In fact, it happened on Saturday. After a bike ride in Tupper Lake, we grabbed a bite to eat. While waiting for our order, I hear, “Hey Bill, is that you?” Sure enough, it was Fawn, a Paul Smith’s coworker from 30 years ago. She no longer lives locally, and Bill had never been to this restaurant before, but I wasn’t surprised by the encounter. If he was shipwrecked on a desert island, lost in the Canadian wilderness, or kidnapped off the Orient Express, I am confident Bill would be rescued by someone he knew.

This doesn’t happen to me. Being a quiet, nondescript woman affords me a certain degree of anonymity, as I am easily forgotten. On the flip side, it makes me approachable and non-threatening, therefore I meet a curious collection of characters and kind souls.

It started when I was a teenager. Imagine my horror when an old lady positioned a negligee against me in the middle of a K-Mart.

“Do you mind, honey?” she asked, without pausing for an answer. “You’re just the same size as my daughter-in-law, and I want to make sure I pick out the right one.”

In shock, I stood red-faced while passing shoppers chuckled.

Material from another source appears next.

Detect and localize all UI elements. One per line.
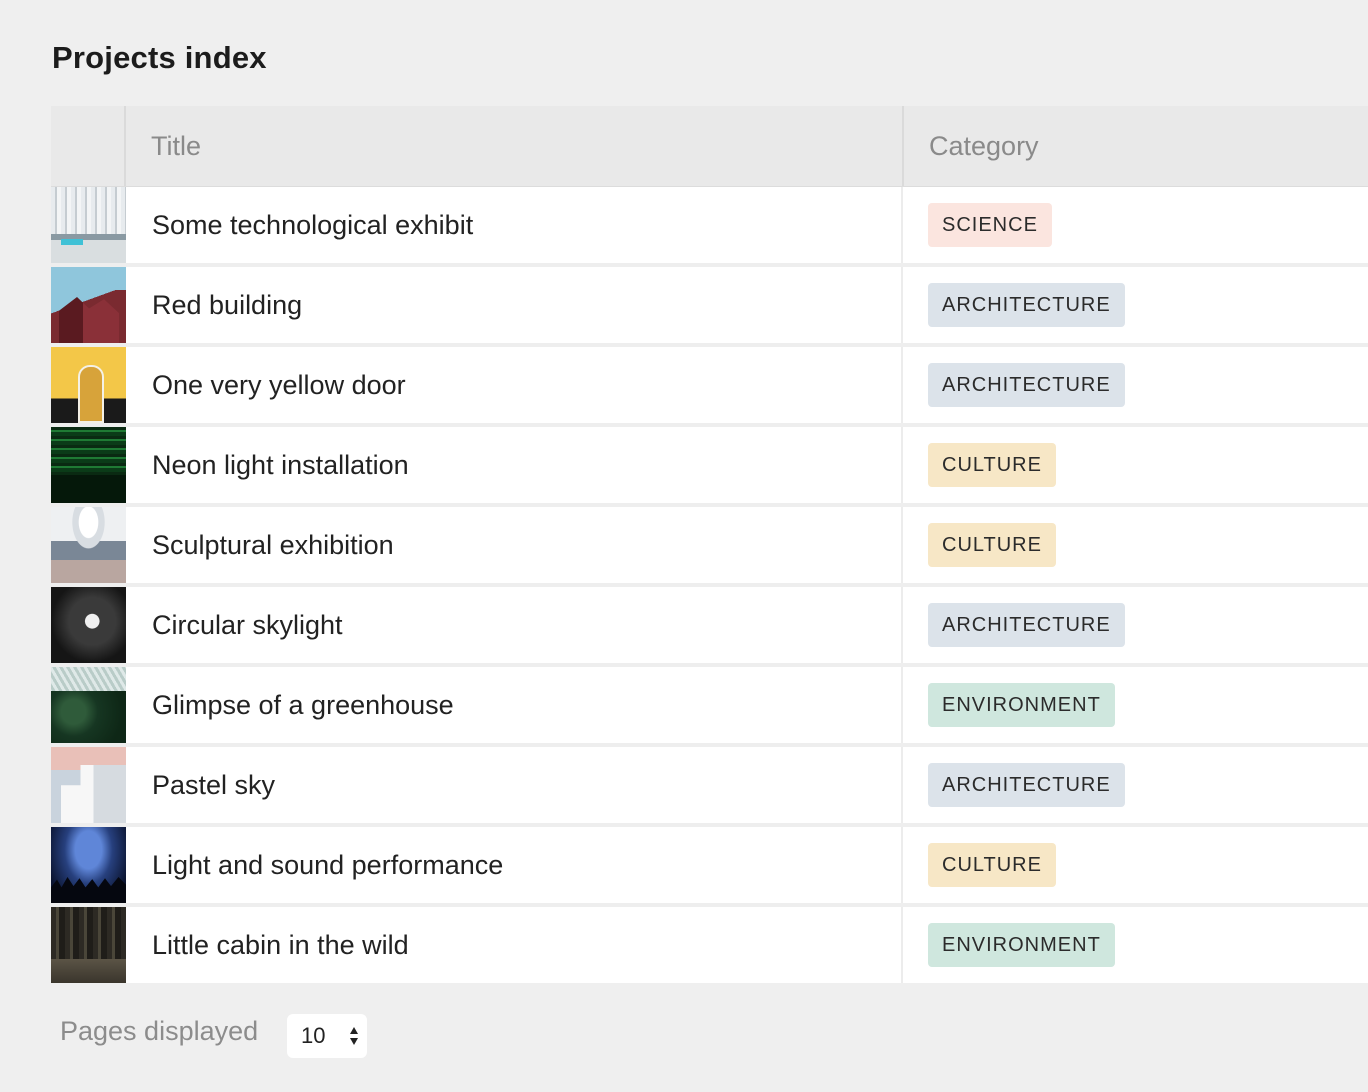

A tug on my arm in New York City — attempted pickpocket? No, someone seeking a steady guide as she crossed the street. Crystal healers, pirate impersonators, drunk ladies on tourist trolleys — they have all sought me out and I’ve conversed with them all.

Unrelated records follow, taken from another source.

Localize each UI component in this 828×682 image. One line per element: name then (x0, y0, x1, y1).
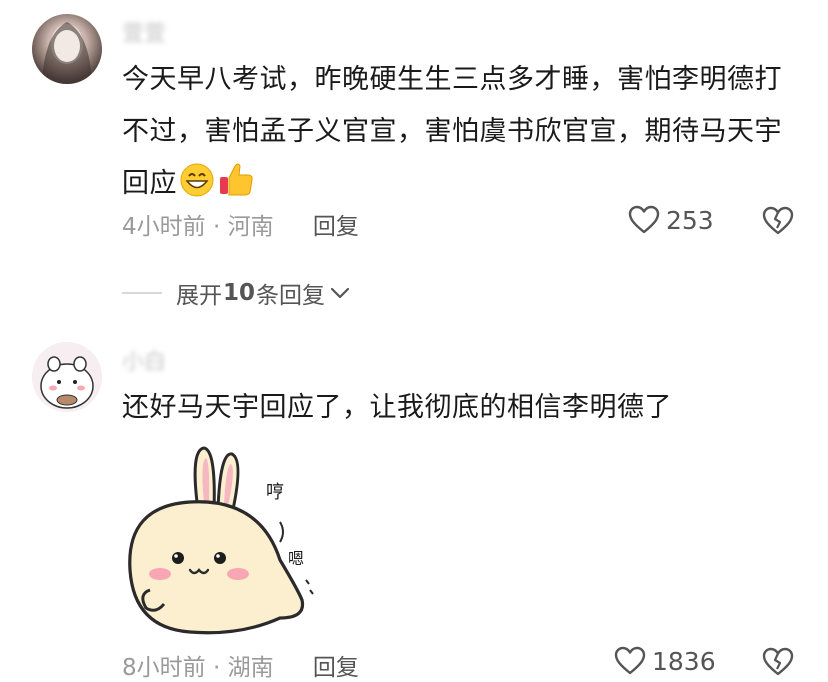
comment-username[interactable]: 小白 (122, 344, 166, 376)
comment-text: 今天早八考试，昨晚硬生生三点多才睡，害怕李明德打不过，害怕孟子义官宣，害怕虞书欣… (122, 54, 802, 216)
like-count: 253 (666, 205, 714, 235)
avatar[interactable] (32, 342, 102, 412)
avatar[interactable] (32, 14, 102, 84)
meta-separator: · (212, 214, 221, 240)
heart-outline-icon (628, 205, 660, 234)
comment-meta: 8小时前 · 湖南 回复 (122, 648, 359, 682)
chevron-down-icon (330, 287, 350, 299)
rabbit-sticker-image: 哼 嗯 (128, 446, 314, 635)
comment-location: 河南 (227, 214, 274, 240)
expand-replies-button[interactable]: 展开 10 条回复 (122, 276, 351, 310)
comment-text: 还好马天宇回应了，让我彻底的相信李明德了 (122, 392, 672, 423)
sticker-text-top: 哼 (266, 482, 284, 503)
comment-username[interactable]: 萱萱 (122, 16, 166, 48)
comment-time: 8小时前 (122, 655, 206, 681)
expand-prefix: 展开 (176, 283, 222, 309)
avatar-photo (42, 22, 92, 84)
comment-location: 湖南 (227, 655, 274, 681)
expand-suffix: 条回复 (256, 283, 326, 309)
comment-meta: 4小时前 · 河南 回复 (122, 207, 359, 241)
broken-heart-icon (762, 647, 794, 676)
dislike-button[interactable] (762, 206, 794, 240)
rabbit-sticker[interactable]: 哼 嗯 (120, 440, 330, 640)
comment-time: 4小时前 (122, 214, 206, 240)
avatar-cartoon (32, 342, 102, 412)
like-button[interactable]: 253 (628, 205, 714, 235)
broken-heart-icon (762, 206, 794, 235)
like-count: 1836 (652, 646, 716, 676)
divider-line (122, 292, 162, 294)
heart-outline-icon (614, 646, 646, 675)
meta-separator: · (212, 655, 221, 681)
sticker-text-side: 嗯 (288, 549, 304, 568)
reply-button[interactable]: 回复 (313, 655, 359, 681)
reply-button[interactable]: 回复 (313, 214, 359, 240)
reply-count: 10 (223, 280, 256, 306)
like-button[interactable]: 1836 (614, 646, 716, 676)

Recently in Aldi’s parking lot, I met a friendly gentleman from Elizabethtown. Small talk turned into a long conversation. It turns out, almost 100 years ago, his mother was born then orphaned in Saranac Lake. All her attempts to locate any family had failed. Although she had passed away a while ago, her unsuccessful search still piqued his curiosity.

An address exchange followed. Later, I was able to follow enough public records to piece together some of his family tree. My Elizabethtown friend was thrilled to receive a portion of his roots, but I received unexpected gifts as well.

The most obvious is that I acquired an interesting pen pal. While we corresponded, I rushed to the mailbox in anticipation of a handwritten letter. Remember that feeling? I had forgotten that simple joy.

Additionally, unraveling a mystery is satisfying in itself. Each night I spent tracking down inconsistent spellings and dates proved to be a great diversion from all the things that I should’ve been doing. After all, what’s a sink full of dirty dishes when I could be sleuthing through census records?

But the most significant and least obvious gift came through the raw data of public records. Early death from tuberculosis or childbirth afflicted more than one branch of the tree. Second wives and families came as a result of the first wife’s death, ending with the older children becoming servants in others’ homes. The stark reality of the daily struggles and the brevity of their lives shone through with clarity. In contrast, it’s hard not to appreciate modern life.

My Aldi’s acquaintance may have been grateful to uncover some mysteries of his ancestry, but I am thankful that this chance encounter filled me with a renewed appreciation for the life I lead.

Yo Yo Ma once said, “Good things happen when you meet strangers.” And I am blessed to be a stranger magnet.